“I say, Carlyle, what on earth’s this?” cried he, in a tone that, for him, was wonderfully subdued and meek. “I was not on the bench this afternoon, but Pinner has been telling me—of an application that was made to them in private. It’s not true, you know; it can’t be; it’s too far-fetched a tale. What do you know about it?”
“Nothing,” said Mr. Carlyle. “I do not know what you are talking of. I have been privy to no application.”
“It seems they want to make out now that Dick never murdered Hallijohn,” proceeded the justice, in a half whisper, glancing round as if to be sure that there were no eaves-droppers amidst the trees.
“Oh,” said Mr. Carlyle.
“But that Levison did. Levison!”
Mr. Carlyle made no reply, save by a gesture; his face more impassive than before. Not so another face beside him, a fair face; that turned white again with emotion as she listened.
“But it can’t be, you know. It can’t, I say.”
“So far as Richard’s innocence goes, of that I have long been convinced,” spoke Mr. Carlyle.
“And that Levison’s guilty?” returned the justice, opening his eyes in puzzled wonderment.
“I have no opinion upon that point,” was the cold rejoinder.
“It’s impossible, I say. Dick can’t be innocent. You may as well tell me that the world’s turned upside down.”
“It is, sometimes, I think. That Richard was not the guilty man will be proved yet, justice, in the broad face of day.”
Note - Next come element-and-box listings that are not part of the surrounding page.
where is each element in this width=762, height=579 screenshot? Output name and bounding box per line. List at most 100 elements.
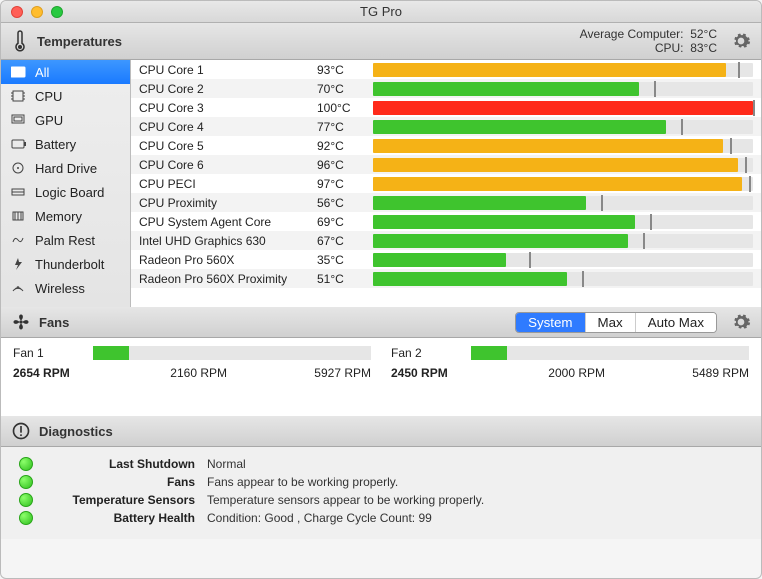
diagnostic-label: Temperature Sensors: [45, 493, 195, 507]
sensor-row: Radeon Pro 560X35°C: [131, 250, 761, 269]
sensor-value: 93°C: [317, 63, 367, 77]
fans-title: Fans: [39, 315, 69, 330]
hard-drive-icon: [11, 161, 27, 175]
status-dot-icon: [19, 475, 33, 489]
sensor-value: 92°C: [317, 139, 367, 153]
diagnostics-header: Diagnostics: [1, 416, 761, 447]
sensor-row: CPU Core 193°C: [131, 60, 761, 79]
sensor-name: Intel UHD Graphics 630: [131, 234, 317, 248]
alert-circle-icon: [11, 421, 31, 441]
diagnostic-label: Fans: [45, 475, 195, 489]
sidebar-item-label: Hard Drive: [35, 161, 97, 176]
sidebar-item-wireless[interactable]: Wireless: [1, 276, 130, 300]
seg-system[interactable]: System: [516, 313, 584, 332]
sidebar-item-label: Memory: [35, 209, 82, 224]
diagnostic-value: Fans appear to be working properly.: [207, 475, 398, 489]
gear-icon[interactable]: [731, 312, 751, 332]
avg-computer-label: Average Computer:: [580, 27, 684, 41]
maximize-button[interactable]: [51, 6, 63, 18]
sensor-list[interactable]: CPU Core 193°CCPU Core 270°CCPU Core 310…: [131, 60, 761, 307]
sidebar-item-label: All: [35, 65, 49, 80]
sensor-value: 70°C: [317, 82, 367, 96]
sensor-row: CPU Core 270°C: [131, 79, 761, 98]
avg-cpu-value: 83°C: [690, 41, 717, 55]
sensor-bar: [373, 139, 753, 153]
sensor-value: 97°C: [317, 177, 367, 191]
seg-automax[interactable]: Auto Max: [635, 313, 716, 332]
sidebar-item-thunderbolt[interactable]: Thunderbolt: [1, 252, 130, 276]
sensor-bar: [373, 158, 753, 172]
sidebar-item-all[interactable]: All: [1, 60, 130, 84]
close-button[interactable]: [11, 6, 23, 18]
sensor-value: 96°C: [317, 158, 367, 172]
sidebar-item-label: GPU: [35, 113, 63, 128]
sensor-bar: [373, 82, 753, 96]
diagnostics-body: Last ShutdownNormalFansFans appear to be…: [1, 447, 761, 539]
sensor-row: CPU Core 592°C: [131, 136, 761, 155]
status-dot-icon: [19, 493, 33, 507]
sensor-name: CPU Core 2: [131, 82, 317, 96]
sidebar: All CPU GPU Battery Hard Drive Logic Board Mem…: [1, 60, 131, 307]
seg-max[interactable]: Max: [585, 313, 635, 332]
sensor-row: CPU Core 477°C: [131, 117, 761, 136]
thermometer-icon: [11, 29, 29, 53]
diagnostic-value: Normal: [207, 457, 246, 471]
fan-rpm-current: 2654 RPM: [13, 366, 83, 380]
sensor-row: CPU Core 696°C: [131, 155, 761, 174]
sidebar-item-label: Wireless: [35, 281, 85, 296]
avg-readout: Average Computer: 52°C CPU: 83°C: [580, 27, 717, 55]
fan-rpm-max: 5927 RPM: [314, 366, 371, 380]
status-dot-icon: [19, 457, 33, 471]
sensor-value: 67°C: [317, 234, 367, 248]
sensor-name: CPU Core 6: [131, 158, 317, 172]
diagnostics-title: Diagnostics: [39, 424, 113, 439]
sidebar-item-label: Thunderbolt: [35, 257, 104, 272]
fans-body: Fan 1 2654 RPM 2160 RPM 5927 RPM Fan 22450 R…: [1, 338, 761, 416]
traffic-lights: [1, 6, 63, 18]
sidebar-item-palm-rest[interactable]: Palm Rest: [1, 228, 130, 252]
temperatures-header: Temperatures Average Computer: 52°C CPU:…: [1, 23, 761, 60]
sensor-value: 56°C: [317, 196, 367, 210]
sidebar-item-battery[interactable]: Battery: [1, 132, 130, 156]
logic-board-icon: [11, 185, 27, 199]
sensor-value: 51°C: [317, 272, 367, 286]
memory-icon: [11, 209, 27, 223]
sidebar-item-label: CPU: [35, 89, 62, 104]
sensor-bar: [373, 63, 753, 77]
fans-header: Fans System Max Auto Max: [1, 307, 761, 338]
fan-bar: [93, 346, 371, 360]
avg-cpu-label: CPU:: [655, 41, 684, 55]
gear-icon[interactable]: [731, 31, 751, 51]
all-icon: [11, 65, 27, 79]
sensor-name: CPU PECI: [131, 177, 317, 191]
sensor-name: Radeon Pro 560X: [131, 253, 317, 267]
fan-rpm-max: 5489 RPM: [692, 366, 749, 380]
diagnostic-value: Temperature sensors appear to be working…: [207, 493, 484, 507]
temperatures-body: All CPU GPU Battery Hard Drive Logic Board Mem…: [1, 60, 761, 307]
sensor-row: CPU Proximity56°C: [131, 193, 761, 212]
sensor-name: CPU Core 1: [131, 63, 317, 77]
fan-name: Fan 1: [13, 346, 83, 360]
sensor-bar: [373, 101, 753, 115]
sidebar-item-logic-board[interactable]: Logic Board: [1, 180, 130, 204]
fan-rpm-current: 2450 RPM: [391, 366, 461, 380]
sensor-row: Intel UHD Graphics 63067°C: [131, 231, 761, 250]
sensor-row: CPU Core 3100°C: [131, 98, 761, 117]
palm-rest-icon: [11, 233, 27, 247]
fan-rpm-min: 2160 RPM: [170, 366, 227, 380]
sensor-bar: [373, 272, 753, 286]
sidebar-item-hard-drive[interactable]: Hard Drive: [1, 156, 130, 180]
thunderbolt-icon: [11, 257, 27, 271]
sensor-name: CPU System Agent Core: [131, 215, 317, 229]
sidebar-item-memory[interactable]: Memory: [1, 204, 130, 228]
sidebar-item-label: Palm Rest: [35, 233, 95, 248]
fan-mode-segmented[interactable]: System Max Auto Max: [515, 312, 717, 333]
sensor-bar: [373, 215, 753, 229]
diagnostic-row: Fans Fans appear to be working properly.: [19, 473, 743, 491]
status-dot-icon: [19, 511, 33, 525]
fan-block: Fan 22450 RPM2000 RPM5489 RPM: [391, 346, 749, 398]
sidebar-item-label: Logic Board: [35, 185, 104, 200]
minimize-button[interactable]: [31, 6, 43, 18]
sidebar-item-cpu[interactable]: CPU: [1, 84, 130, 108]
sidebar-item-gpu[interactable]: GPU: [1, 108, 130, 132]
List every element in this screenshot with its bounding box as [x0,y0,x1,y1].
“If—if—that other did do it, I should think you’d take the warrant out of the hands of the police and capture him yourself.”
“I would not touch him with a pair of tongs,” spoke Mr. Carlyle, his lips curling again. “If the man goes to his punishment, he goes; but I do not help him on his road thither.”
“Can Dick be innocent?” mused the justice, returning to the thought which so troubled his mind. “Then why has he kept away? Why did he not come back and say so?”
“That you might deliver him up, justice. You know you took an oath to do it.”
The justice looked green, and remarkably humble.
“Oh, but Carlyle,” impulsively spoke he, the thought occurring to him, “what an awful revenge this would have been for you on—somebody—had she lived. How her false step would have come home to her now!”
“False steps come home to most people,” responded Mr. Carlyle, as he took William by the hand, who then ran up. And, lifting his hat to Mrs. Hare in the distance, he walked on.
She, Lady Isabel, walked on, too, by the side of the child, as before, walked on with a shivering frame, and a heart sick unto death. The justice looked after her, his mind unoccupied. He was in a maze of bewilderment. Richard innocent! Richard, whom he had striven to pursue to a shameful end! And that other the guilty one! The world was turning upside down.